N. Korea forms group to battle illegal foreign currency transactions
North Korea has moved to severely crack down on potential negative effects of the floating of government bonds last month, including the forming of a new law enforcement “group” to crack down on illegal foreign currency transactions.
According to a Daily NK source in North Korea, North Korean authorities recently set up a group to crack down on price gouging in the sale of foreign currency (namely, selling foreign currency at an exchange rate higher than that set by the state) along with enforcing a ban on the large-scale buying and selling of foreign currency by individual currency brokers.
The bonds were issued in mid-April to collect foreign currency circulating in the country. There are reportedly concerns among North Korean government officials that the bonds could cause a sudden increase in currency exchange rates, which, in turn, could lower the value of the North Korean won.

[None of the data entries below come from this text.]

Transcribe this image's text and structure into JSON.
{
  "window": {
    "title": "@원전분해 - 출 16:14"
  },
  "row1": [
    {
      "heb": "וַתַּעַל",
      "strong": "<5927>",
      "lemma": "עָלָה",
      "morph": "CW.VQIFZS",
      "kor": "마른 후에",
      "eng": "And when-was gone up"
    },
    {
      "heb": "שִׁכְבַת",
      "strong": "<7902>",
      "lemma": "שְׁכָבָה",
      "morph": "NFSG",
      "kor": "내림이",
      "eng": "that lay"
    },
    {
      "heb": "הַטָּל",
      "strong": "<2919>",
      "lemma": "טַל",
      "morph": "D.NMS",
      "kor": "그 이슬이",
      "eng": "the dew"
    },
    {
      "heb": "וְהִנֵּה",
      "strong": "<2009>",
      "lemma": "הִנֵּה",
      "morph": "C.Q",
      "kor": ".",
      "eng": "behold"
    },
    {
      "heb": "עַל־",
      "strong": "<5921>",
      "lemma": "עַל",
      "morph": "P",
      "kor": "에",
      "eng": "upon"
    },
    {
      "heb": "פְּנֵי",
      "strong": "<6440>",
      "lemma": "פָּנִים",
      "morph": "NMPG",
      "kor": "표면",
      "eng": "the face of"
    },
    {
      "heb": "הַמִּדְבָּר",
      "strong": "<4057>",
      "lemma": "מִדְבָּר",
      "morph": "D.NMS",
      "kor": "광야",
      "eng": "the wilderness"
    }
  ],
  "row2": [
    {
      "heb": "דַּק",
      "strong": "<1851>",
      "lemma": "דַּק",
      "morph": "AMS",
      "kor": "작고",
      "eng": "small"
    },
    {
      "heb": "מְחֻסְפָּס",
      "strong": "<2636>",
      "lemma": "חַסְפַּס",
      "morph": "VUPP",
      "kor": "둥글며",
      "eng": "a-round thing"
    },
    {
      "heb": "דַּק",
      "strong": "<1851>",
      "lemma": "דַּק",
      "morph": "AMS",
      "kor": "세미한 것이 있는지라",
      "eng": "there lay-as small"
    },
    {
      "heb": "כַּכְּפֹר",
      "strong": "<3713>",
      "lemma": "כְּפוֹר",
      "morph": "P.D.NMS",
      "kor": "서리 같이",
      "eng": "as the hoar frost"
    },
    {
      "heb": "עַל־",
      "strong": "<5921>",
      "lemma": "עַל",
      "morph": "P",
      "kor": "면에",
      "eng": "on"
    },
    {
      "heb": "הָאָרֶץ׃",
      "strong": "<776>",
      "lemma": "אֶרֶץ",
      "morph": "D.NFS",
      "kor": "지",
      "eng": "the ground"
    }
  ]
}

The newly-organized Group 1118 consists of members from the local offices of the Ministry of State Security (MSS) and the Ministry of People’s Security (MPS), along with members of the law enforcement divisions of local people’s committees. They are supposed to monitor the activities of the foreign currency brokers registered with local police stations.
Group 1118 officials can arrest any foreign currency broker, who is caught for buying or selling USD on-the-spot, and can detain the suspects in facilities outside of their area of residence.